Théophile Gautier, Avatar, 1857

Cet exemple illustre l’idée que l’on peut être comblé par de nombreuses choses ou personnes, mais ne pas se sentir heureux. En effet, Octave souffre d’ennui, plus rien ne le divertit. Du coup, il regarde sa vie telle qu’elle est : un vide profond. Octave semble avoir perdu ce qui l’anime, ce qui le rend vivant. Il a perdu son désir. Octave ne « veut » pas consciemment son malheur. Il ne sombre pas intentionnellement dans le désespoir, mais il n’arrive plus à désirer. Or, a priori, ne plus rien désirer signifie que l’on est comblé, et par conséquent heureux. Mais Octave ne l’est pas.

Le désir est donc le moteur essentiel pour ressentir les bonheurs qui s’offrent à nous.

Si au sens absolu du terme, le bonheur ne réside ni dans les possessions, ni dans les amis, ni dans la richesse, ni dans la famille, où se situe-t-il exactement ?

3. Le bonheur est un idéal 

Dans sa chanson La robe et l’échelle, Francis Cabrel exprime ce qu’est le bonheur : « Et voilà que, du sol où nous sommes, Nous passons nos vies de mortels À chercher ces portes qui donnent Vers le ciel ».  Nous voyons que le bonheur est un état impossible à atteindre. Les « portes qui donnent vers le ciel » montrent qu’il s’agit en fait d’un idéal, d’un absolu. Nous le convoitons, mais à défaut de l’atteindre, nous ne pouvons qu’imaginer à quoi il ressemble.

Kant : « le bonheur est un idéal de l’imagination »

« Le concept du bonheur est un concept si indéterminé, que, malgré le désir qu’a tout homme d’arriver à être heureux, personne ne peut jamais dire en termes précis et cohérents ce que véritablement il désire et il veut. […] Le problème qui consiste à déterminer d’une façon sûre et générale quelle action peut favoriser le bonheur d’un être raisonnable est un problème tout à fait insoluble […] parce que le bonheur est un idéal, non de la raison, mais de l’imagination. »
Kant, Fondements de la métaphysique des mœurs, 1785

Puisqu’il est un idéal impossible à atteindre, le bonheur n’existe donc pas réellement. Ce n’est ni un état, ni un but : c’est une idée. En tant qu’idée, le bonheur est imaginé différemment par chacun d’entre nous. C’est pour cela que certains, qui à nos yeux possèdent pourtant peu de choses, peuvent assurer qu’ils sont heureux. Ils ont trouvé leur bonheur là où nous ne le trouverions pas forcément. Ils ont atteint leur idéal particulier. Plusieurs choses peuvent permettre de construire notre bonheur particulier.

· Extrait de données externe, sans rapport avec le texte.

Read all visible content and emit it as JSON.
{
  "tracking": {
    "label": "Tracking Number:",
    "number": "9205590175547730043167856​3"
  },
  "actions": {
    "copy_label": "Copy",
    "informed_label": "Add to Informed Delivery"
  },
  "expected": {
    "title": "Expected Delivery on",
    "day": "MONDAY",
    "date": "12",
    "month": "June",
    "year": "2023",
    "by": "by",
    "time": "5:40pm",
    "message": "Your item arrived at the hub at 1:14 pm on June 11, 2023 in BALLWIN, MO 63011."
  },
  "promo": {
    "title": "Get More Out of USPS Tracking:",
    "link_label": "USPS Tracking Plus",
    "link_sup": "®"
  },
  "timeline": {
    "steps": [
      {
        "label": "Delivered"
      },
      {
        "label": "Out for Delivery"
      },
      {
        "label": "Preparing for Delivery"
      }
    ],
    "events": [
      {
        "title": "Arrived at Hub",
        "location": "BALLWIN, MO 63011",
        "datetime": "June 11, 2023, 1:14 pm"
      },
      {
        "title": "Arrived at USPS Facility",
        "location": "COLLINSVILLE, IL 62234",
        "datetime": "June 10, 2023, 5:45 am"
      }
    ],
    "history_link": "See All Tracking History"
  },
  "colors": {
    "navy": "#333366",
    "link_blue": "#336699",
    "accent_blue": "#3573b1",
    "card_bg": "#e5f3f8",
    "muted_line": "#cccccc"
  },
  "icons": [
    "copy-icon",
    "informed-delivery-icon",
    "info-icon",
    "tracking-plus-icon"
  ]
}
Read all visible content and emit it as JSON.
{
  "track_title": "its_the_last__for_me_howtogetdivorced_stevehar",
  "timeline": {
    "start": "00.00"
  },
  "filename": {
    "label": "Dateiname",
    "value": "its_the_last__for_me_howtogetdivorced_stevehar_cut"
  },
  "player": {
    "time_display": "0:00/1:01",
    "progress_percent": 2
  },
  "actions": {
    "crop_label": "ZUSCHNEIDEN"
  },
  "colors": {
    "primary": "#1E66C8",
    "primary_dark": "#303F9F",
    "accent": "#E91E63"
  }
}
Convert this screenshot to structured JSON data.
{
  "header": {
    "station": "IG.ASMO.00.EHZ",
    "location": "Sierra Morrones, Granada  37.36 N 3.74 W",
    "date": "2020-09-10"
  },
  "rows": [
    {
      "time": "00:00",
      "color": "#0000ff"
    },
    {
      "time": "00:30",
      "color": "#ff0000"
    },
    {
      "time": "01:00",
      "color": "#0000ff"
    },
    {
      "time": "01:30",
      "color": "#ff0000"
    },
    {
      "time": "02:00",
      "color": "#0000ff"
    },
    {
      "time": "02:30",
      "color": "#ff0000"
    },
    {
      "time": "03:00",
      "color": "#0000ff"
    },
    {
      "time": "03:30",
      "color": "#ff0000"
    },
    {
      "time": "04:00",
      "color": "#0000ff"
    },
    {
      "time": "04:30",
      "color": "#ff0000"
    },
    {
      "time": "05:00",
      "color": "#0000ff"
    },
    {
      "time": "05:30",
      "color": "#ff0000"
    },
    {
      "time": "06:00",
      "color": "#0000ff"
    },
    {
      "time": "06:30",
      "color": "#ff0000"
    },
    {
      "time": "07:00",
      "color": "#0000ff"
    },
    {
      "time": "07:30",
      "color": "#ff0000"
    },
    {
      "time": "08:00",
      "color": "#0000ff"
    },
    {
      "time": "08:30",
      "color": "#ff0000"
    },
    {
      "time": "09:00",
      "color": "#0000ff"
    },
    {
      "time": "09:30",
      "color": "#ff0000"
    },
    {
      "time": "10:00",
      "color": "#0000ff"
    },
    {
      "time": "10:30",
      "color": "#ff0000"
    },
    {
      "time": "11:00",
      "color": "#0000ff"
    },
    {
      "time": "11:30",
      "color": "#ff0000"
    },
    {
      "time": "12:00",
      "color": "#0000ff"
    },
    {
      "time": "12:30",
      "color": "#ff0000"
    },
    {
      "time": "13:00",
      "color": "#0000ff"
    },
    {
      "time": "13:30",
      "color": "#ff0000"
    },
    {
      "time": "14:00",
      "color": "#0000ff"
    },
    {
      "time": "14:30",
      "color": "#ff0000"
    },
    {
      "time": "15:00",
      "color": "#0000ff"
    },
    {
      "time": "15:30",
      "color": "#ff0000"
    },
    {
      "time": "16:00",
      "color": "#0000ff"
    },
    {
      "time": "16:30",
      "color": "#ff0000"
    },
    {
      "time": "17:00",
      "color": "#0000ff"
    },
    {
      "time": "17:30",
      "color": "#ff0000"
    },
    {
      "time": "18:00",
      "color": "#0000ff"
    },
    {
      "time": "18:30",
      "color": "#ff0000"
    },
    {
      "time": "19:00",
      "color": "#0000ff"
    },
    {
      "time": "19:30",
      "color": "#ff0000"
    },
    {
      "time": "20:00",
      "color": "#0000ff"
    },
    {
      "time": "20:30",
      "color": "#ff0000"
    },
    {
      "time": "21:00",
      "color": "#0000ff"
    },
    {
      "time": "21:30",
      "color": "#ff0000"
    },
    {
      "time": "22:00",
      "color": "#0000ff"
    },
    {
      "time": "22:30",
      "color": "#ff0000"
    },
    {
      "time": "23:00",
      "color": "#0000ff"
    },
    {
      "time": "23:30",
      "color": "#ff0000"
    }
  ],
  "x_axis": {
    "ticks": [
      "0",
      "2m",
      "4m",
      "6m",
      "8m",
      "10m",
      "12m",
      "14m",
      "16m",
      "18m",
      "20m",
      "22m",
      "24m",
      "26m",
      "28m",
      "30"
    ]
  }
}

L’exemple du désir amoureux

Le désir amoureux a quelque chose à voir avec le bonheur. Lui aussi nous élève vers un idéal de perfection. En effet, l’amour ne rend pas aveugle, mais voyant : il nous transporte vers des valeurs spirituelles comme la beauté, les émotions, le dévouement… Nous apprécions alors des choses que nous ne remarquions même pas auparavant. Notre âme est transportée, et s’élève vers un idéal de perfection. Nous en sommes heureux et assimilons cela au bonheur absolu. Mais l’amour n’est pas un sentiment permanent. Il est changeant, il s’apaise lorsque la passion du début s’atténue, et peut parfois cesser. L’amour participe au bonheur, mais n’est pas à lui seul le bonheur.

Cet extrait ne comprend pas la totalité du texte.